By hmcclure | April 12th, 2012
I don’t usually review gigs for Indie Shuffle, but James Vincent McMorrow’s intimate show at Sydney’s the Vanguard last night was so good it needed to be shared. In the country for the first time to perform at Byron Bay’s Bluesfest (along with the likes of Earth, Wind and Fire, Ziggy Marley and Sublime), the Irishman also played a number of gigs on Australia’s East Coast. So high was the demand for tickets that a second, much larger Sydney show was added to his schedule earlier in the week.
The wonderful Caitlin Park performed support duties at both shows, and she was at her engaging best performing tracks from her album, Milk Annual. A very accomplished musician in her own right, she was clearly very thrilled to be playing alongside McMorrow, which only served to build anticipation for the main act.

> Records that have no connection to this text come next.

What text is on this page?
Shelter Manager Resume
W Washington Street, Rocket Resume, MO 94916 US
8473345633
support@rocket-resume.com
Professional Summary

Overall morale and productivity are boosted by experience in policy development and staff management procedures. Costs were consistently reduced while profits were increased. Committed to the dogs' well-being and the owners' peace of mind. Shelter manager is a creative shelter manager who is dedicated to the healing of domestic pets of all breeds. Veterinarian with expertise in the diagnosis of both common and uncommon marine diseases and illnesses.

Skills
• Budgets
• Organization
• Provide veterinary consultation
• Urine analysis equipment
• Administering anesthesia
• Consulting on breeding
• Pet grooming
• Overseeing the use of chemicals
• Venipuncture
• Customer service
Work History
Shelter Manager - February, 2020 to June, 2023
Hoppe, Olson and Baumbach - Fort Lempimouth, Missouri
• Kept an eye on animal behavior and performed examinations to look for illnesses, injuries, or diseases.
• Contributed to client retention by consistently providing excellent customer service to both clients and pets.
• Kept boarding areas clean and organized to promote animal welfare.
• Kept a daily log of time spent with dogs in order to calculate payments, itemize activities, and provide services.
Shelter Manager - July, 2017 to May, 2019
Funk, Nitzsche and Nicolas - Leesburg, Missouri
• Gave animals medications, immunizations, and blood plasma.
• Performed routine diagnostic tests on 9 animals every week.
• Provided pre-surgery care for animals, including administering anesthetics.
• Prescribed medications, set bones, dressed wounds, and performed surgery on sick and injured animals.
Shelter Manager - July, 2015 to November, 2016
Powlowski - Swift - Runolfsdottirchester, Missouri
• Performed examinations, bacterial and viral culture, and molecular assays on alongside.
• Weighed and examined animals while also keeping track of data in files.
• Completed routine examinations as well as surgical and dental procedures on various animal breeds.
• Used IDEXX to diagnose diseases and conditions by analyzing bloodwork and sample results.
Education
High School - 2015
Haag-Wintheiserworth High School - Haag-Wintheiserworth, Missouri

McMorrow entered to rapturous applause, smiling humbly as he was welcomed by the seemingly already-smitten crowd. What followed was nothing short of breathtaking. Having played all the instruments and recorded his debut album Early in the Morning on his own, it was only fitting that he performed sans-band. That said, I was interested to see how his expansive music would translate into a live show.
Commencing with “Sparrow and the Wolf,” there were a few early difficulties with the sound. Rather than detract from the performance, it only commenced the humorous banter between McMorrow and his sound-technician, Adrian (who popped up in conversation a number of times throughout the night). While one of the speakers was being mended, McMorrow took the opportunity to perform “We Don’t Eat” completely unplugged. What struck me about his show was how strong his voice was. Pitch-perfect and powerful, there was no drop in quality from his recordings, something not a lot of artists can carry out. McMorrow drew comparison to Jeff Buckley live, with a truly-stunning vocal range.
I attend a lot of gigs, and despite my love of live music I often get a little restless. Not tonight, I was transfixed, and I’ll speak for the crowd in saying the feeling was mutual. Highlights included a subdued finish to “From the Woods”, and his fantastic rendition of the bluesy “Breaking Hearts.” He also took time to pay tribute to his idol Roy Orbison, with a cover of “In Dreams.” Completing his set with his single “If I had a Boat” and an encore-cover of Chris Isaak’s “Wicked Game,” the crowd awoke from their inevitable trances to applaud this truly brilliant performer.
I’ve seen a lot of great gigs, and I often make top-5s which are constantly changing. James Vincent McMorrow’s show is currently sitting in that exclusive list of gigs. It would take something incredible to shift him out.